Les Jeux olympiques de Paris : un faux départ pour l’écologie
Le Comité d’organisation des Jeux olympiques et paralympiques de Paris, le COJOP, a mis en avant dans sa communication une volonté de faire de ces jeux un exemple sur le plan environnemental, notamment en proposant des JO « zéro plastique » et en s’engageant à diviser par deux les émissions de CO2 par rapport aux JO d’été précédents.
Malheureusement, au fur et à mesure de l’avancement de l’organisation et de la construction des différentes infrastructures, plusieurs engagements phares ont été revus à la baisse. Résultats des courses ? Beaucoup d’esbrouffe mais peu d’avancées réelles sur l’environnement : ces promesses ressemblent fort à une bonne vieille tactique de greenwashing.

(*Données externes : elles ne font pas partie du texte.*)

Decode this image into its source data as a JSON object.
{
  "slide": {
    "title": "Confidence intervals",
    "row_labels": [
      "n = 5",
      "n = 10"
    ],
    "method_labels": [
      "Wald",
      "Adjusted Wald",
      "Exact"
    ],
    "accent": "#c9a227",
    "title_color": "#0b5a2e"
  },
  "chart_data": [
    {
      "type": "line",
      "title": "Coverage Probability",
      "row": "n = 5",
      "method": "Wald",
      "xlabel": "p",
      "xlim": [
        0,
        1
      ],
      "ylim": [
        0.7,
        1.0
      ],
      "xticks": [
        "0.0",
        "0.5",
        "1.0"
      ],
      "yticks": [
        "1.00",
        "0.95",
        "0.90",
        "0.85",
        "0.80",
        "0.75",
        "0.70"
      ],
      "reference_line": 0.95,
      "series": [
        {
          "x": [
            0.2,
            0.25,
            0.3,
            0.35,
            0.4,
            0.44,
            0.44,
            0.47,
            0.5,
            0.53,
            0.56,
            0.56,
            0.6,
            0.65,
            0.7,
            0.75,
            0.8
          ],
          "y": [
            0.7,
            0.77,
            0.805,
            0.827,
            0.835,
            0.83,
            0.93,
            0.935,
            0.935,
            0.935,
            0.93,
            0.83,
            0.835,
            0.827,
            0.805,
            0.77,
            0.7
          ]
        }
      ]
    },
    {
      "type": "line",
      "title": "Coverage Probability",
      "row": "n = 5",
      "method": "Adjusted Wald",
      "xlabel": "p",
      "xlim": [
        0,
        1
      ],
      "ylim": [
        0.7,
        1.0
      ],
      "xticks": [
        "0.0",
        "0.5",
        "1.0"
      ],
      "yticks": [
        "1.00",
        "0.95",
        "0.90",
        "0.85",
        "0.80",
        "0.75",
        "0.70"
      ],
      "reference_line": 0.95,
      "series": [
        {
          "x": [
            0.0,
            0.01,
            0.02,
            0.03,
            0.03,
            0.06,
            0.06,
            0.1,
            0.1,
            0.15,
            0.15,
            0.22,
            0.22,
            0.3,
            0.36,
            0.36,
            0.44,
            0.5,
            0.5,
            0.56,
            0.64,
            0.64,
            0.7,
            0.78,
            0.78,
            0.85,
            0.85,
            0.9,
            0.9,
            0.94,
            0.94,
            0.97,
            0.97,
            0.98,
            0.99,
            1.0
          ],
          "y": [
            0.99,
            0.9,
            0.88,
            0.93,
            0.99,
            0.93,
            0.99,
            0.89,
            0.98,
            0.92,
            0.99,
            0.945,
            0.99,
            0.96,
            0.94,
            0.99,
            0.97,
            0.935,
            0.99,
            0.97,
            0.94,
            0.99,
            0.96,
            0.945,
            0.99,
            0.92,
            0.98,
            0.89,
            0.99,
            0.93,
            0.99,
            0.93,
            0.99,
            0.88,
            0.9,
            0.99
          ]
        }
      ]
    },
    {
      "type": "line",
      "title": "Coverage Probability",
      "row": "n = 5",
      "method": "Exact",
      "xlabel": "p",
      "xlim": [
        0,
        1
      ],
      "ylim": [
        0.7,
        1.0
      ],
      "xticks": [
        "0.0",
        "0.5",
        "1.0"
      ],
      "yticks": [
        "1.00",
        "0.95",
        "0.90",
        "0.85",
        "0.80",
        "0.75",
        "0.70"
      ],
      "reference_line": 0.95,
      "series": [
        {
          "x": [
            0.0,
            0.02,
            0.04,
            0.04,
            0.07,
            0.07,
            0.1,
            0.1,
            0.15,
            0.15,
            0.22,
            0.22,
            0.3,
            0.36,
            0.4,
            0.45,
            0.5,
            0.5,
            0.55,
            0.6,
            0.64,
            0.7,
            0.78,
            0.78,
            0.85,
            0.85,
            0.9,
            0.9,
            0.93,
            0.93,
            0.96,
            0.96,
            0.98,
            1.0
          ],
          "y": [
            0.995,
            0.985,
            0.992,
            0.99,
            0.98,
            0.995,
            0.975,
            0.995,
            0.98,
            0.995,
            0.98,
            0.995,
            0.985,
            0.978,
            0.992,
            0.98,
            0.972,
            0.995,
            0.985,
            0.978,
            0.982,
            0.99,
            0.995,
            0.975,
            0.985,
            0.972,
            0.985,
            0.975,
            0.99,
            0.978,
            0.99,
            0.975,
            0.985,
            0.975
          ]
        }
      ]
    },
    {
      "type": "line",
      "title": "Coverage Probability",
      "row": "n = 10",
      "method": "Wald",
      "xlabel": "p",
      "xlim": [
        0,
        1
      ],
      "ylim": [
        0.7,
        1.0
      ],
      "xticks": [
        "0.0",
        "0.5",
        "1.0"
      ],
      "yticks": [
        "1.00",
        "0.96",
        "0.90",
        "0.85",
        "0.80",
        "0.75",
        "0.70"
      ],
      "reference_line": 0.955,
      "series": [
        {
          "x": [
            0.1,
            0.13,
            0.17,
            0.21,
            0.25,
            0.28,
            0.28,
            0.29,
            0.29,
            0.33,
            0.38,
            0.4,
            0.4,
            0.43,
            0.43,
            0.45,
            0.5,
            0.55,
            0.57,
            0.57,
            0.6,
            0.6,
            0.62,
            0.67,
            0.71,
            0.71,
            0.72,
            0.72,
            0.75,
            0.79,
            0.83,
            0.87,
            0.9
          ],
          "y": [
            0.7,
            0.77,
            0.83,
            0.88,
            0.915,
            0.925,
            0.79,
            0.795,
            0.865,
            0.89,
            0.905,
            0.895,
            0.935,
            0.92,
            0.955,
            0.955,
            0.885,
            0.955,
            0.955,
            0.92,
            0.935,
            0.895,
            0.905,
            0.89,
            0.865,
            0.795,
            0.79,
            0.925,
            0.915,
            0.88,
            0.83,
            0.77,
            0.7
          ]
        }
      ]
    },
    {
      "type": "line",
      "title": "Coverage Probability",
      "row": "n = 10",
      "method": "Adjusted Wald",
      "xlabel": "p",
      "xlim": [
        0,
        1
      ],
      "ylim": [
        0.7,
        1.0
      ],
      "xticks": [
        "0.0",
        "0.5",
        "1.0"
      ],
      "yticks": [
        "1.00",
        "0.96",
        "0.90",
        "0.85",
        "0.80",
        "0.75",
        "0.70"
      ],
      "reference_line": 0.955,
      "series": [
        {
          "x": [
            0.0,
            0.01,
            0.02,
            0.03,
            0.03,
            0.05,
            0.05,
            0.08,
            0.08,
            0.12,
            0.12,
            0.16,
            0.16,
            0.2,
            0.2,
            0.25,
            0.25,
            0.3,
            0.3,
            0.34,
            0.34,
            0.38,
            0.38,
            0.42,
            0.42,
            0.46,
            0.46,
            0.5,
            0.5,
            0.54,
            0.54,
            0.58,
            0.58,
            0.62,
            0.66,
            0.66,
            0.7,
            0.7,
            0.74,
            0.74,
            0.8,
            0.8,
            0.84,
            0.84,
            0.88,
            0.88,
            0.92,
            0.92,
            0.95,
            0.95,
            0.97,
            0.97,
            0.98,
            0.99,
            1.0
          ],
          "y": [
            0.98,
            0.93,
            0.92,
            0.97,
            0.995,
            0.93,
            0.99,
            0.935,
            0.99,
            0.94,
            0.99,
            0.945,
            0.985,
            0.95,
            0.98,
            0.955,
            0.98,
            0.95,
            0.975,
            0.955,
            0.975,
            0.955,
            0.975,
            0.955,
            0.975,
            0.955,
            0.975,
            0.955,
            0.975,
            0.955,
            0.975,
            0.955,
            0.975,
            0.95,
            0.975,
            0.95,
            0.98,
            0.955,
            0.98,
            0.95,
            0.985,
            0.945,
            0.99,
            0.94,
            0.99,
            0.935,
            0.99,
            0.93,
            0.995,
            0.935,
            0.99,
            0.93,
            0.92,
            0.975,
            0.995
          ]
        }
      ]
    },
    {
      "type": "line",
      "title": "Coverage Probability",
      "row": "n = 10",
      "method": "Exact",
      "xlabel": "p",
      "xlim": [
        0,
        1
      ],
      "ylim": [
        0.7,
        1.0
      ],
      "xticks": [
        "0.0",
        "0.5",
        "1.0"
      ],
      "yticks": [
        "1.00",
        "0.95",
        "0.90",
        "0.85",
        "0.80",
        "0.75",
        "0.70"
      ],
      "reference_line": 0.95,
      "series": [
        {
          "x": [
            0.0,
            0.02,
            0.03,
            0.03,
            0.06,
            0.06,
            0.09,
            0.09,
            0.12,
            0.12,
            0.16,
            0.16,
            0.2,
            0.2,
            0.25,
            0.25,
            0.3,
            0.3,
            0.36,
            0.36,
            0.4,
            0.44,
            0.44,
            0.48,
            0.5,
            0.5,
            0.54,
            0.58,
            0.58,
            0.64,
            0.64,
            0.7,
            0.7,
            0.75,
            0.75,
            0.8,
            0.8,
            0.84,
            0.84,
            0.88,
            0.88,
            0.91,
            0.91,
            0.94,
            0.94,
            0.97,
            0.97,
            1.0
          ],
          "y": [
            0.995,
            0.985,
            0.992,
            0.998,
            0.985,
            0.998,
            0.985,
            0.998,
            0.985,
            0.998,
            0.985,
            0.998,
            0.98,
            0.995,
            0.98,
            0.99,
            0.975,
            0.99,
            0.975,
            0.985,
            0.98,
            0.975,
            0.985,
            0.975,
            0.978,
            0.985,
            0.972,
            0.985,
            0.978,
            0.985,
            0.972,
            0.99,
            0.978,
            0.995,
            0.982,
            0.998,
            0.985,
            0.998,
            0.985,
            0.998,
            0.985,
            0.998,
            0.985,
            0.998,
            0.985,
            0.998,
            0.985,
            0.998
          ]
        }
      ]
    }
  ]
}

Bien que tous les sites de compétition des JO de Paris soient accessibles en transports en commun et qu’une flotte de véhicules bas carbone ait été mise à disposition, ce sont les transports depuis l’étranger, et notamment les vols, qui pèsent le plus lourd sur l’empreinte carbone de cet événement. Il est difficile aujourd’hui d’estimer le bilan carbone final de ces JO mais les vols pris par les différentes délégations et le public international pèseront très lourd à l’arrivée. Et on ne parle même pas des épreuves de surf organisées à Tahiti avec un cargo de croisière en guise de village olympique…
Autre ambition affichée par les organisateurs des JO de Paris : viser une alimentation la plus locale possible, dont 30 % d’origine bio. La promesse est alléchante : « deux fois plus de végétal »… sans préciser par rapport à quoi ni donner de chiffres plus précis ! Qu’aucun détail ne soit apporté sur ce volet majeur est particulièrement déplorable, alors que 600 000 repas seront servis chaque jour au Village des athlètes. Les mesures concernant l’alimentation mises en place par Paris 2024 semblent donc essentiellement symboliques. Elles auraient pourtant pu aller beaucoup plus loin en montrant qu’il est possible de proposer une offre véritablement ambitieuse, bio, locale, végétale et parfaitement adaptée aux besoins nutritionnels des sportifs de haut niveau. Une belle occasion manquée.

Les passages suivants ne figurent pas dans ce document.